Now add an attention network to your basis sequence to sequence model and train the model again. For the sake of simplicity you can use a single layered encoder and a single layered decoder (if you want you can use multiple layers also). Please answer the following questions:

(a) Did you tune the hyperparameters again? If yes please paste appropriate plots below.

(b) Evaluate your best model on the test set and report the accuracy. Also upload all the predictions on the test set in a folder **predictions_attention** on your github project.

(c) Does the attention based model perform better than the vanilla model? If so, can you check some of the errors that this model corrected and note down your inferences (i.e., outputs which were predicted incorrectly by your best seq2seq model are predicted correctly by this model)

(d) In a 3 x 3 grid paste the attention heatmaps for 10 inputs from your test data (read up on what are attention heatmaps).



# Question 6 (20 Marks)

This a challenge question and most of you will find it hard.

I like the visualisation in the figure captioned "Connectivity" in this [article](https://distill.pub/2019/memorization-in-rnns/#appendix-autocomplete). Make a similar visualisation for your model. Please look at this [blog](https://towardsdatascience.com/visualising-lstm-activations-in-keras-b50206da96ff) for some starter code. The goal is to figure out the following: When the model is decoding the $i$-th character in the output which is the input character that it is looking at?

Have fun!




# Question 7 (10 Marks)
Paste a link to your github code for Part A

Example: https://github.com/&lt;user-id&gt;/da6401_assignment3/partA;

- We will check for coding style, clarity in using functions and a README file with clear instructions on training and evaluating the model (the 10 marks will be based on this).

- We will also run a plagiarism check to ensure that the code is not copied (0 marks in the assignment if we find that the code is plagiarised).

- We will check the number of commits made by the two team members and then give marks accordingly. For example, if we see 70% of the commits were made by one team member then that member will get more marks in the assignment (**note that this contribution will decide the marks split for the entire assignment and not just this question**).

- We will also check if the training and test splits have been used properly. You will get 0 marks on the assignment if we find any cheating (e.g., adding test data to training data) to get higher accuracy.




# Question 8 (0 Marks)

Note that this question does not carry any marks and will not be graded.

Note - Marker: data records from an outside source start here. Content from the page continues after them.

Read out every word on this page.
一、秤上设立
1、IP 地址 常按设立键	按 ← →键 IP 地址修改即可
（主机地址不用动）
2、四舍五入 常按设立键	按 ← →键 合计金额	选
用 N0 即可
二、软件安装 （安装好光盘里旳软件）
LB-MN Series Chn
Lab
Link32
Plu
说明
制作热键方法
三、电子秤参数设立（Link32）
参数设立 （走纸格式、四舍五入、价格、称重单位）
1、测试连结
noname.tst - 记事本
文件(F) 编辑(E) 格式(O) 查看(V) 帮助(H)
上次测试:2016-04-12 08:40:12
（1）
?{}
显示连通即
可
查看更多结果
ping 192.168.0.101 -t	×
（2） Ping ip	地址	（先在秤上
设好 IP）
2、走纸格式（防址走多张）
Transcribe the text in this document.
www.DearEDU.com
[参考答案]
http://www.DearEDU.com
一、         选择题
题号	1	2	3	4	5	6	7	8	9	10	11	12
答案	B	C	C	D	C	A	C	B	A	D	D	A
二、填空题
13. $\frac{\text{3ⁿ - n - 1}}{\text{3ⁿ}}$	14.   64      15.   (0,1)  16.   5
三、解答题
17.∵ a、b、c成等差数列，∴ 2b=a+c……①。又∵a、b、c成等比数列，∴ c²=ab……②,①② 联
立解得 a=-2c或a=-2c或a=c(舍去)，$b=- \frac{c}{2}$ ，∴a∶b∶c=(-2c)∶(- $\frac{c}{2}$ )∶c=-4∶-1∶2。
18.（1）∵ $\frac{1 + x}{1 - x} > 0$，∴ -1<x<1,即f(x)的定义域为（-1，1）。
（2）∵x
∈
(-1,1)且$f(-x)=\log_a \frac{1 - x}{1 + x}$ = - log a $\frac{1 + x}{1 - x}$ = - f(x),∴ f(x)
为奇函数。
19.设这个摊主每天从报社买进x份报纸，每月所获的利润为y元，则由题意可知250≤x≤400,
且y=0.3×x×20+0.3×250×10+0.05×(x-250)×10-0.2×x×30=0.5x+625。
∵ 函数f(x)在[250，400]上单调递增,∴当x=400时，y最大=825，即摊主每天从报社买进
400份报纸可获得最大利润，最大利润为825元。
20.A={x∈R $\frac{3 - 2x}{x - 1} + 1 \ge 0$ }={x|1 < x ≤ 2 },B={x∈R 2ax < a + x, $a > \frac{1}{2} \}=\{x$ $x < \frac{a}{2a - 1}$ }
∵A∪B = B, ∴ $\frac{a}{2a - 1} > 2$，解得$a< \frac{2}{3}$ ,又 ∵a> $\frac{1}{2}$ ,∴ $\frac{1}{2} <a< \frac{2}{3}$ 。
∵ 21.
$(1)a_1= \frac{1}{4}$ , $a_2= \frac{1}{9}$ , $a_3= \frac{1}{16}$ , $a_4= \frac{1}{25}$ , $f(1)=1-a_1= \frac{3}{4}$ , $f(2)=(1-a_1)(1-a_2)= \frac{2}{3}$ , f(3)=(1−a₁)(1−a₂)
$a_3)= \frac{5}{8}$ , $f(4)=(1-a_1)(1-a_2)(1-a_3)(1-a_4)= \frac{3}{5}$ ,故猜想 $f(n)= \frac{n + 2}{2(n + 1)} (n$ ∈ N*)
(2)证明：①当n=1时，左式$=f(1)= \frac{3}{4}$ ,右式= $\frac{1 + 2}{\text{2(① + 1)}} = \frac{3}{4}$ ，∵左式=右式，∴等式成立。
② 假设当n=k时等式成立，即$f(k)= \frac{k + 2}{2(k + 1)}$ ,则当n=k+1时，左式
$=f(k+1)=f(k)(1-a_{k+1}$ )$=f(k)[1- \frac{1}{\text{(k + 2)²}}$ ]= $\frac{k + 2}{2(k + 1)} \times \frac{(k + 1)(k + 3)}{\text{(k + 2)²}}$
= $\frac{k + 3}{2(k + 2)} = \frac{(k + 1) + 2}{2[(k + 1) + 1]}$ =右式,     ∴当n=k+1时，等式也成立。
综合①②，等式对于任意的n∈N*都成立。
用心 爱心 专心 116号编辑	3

This is only for students who are looking for a challenge and want to get something more out of the course.

Your task is to finetune the GPT2 model to generate lyrics for English songs. You can refer to [this blog](https://towardsdatascience.com/natural-language-generation-part-2-gpt-2-and-huggingface-f3acb35bc86a) and follow the steps there. This blog shows how to finetune the GPT2 model to generate headlines for financial articles. Instead of headlines you will use lyrics so you may find the following datasets useful for training: [dataset1](https://data.world/datasets/lyrics), [dataset2](https://www.kaggle.com/paultimothymooney/poetry)

At test time you will give it a prompt: "I love Deep Learning" and it should complete the song based on this prompt :-) Paste the generated song in a block below!

### Self Declaration



I, Name_XXX (Roll no: XXYY), swear on my honour that I have written the code and the report by myself and have not copied it from the internet or other students.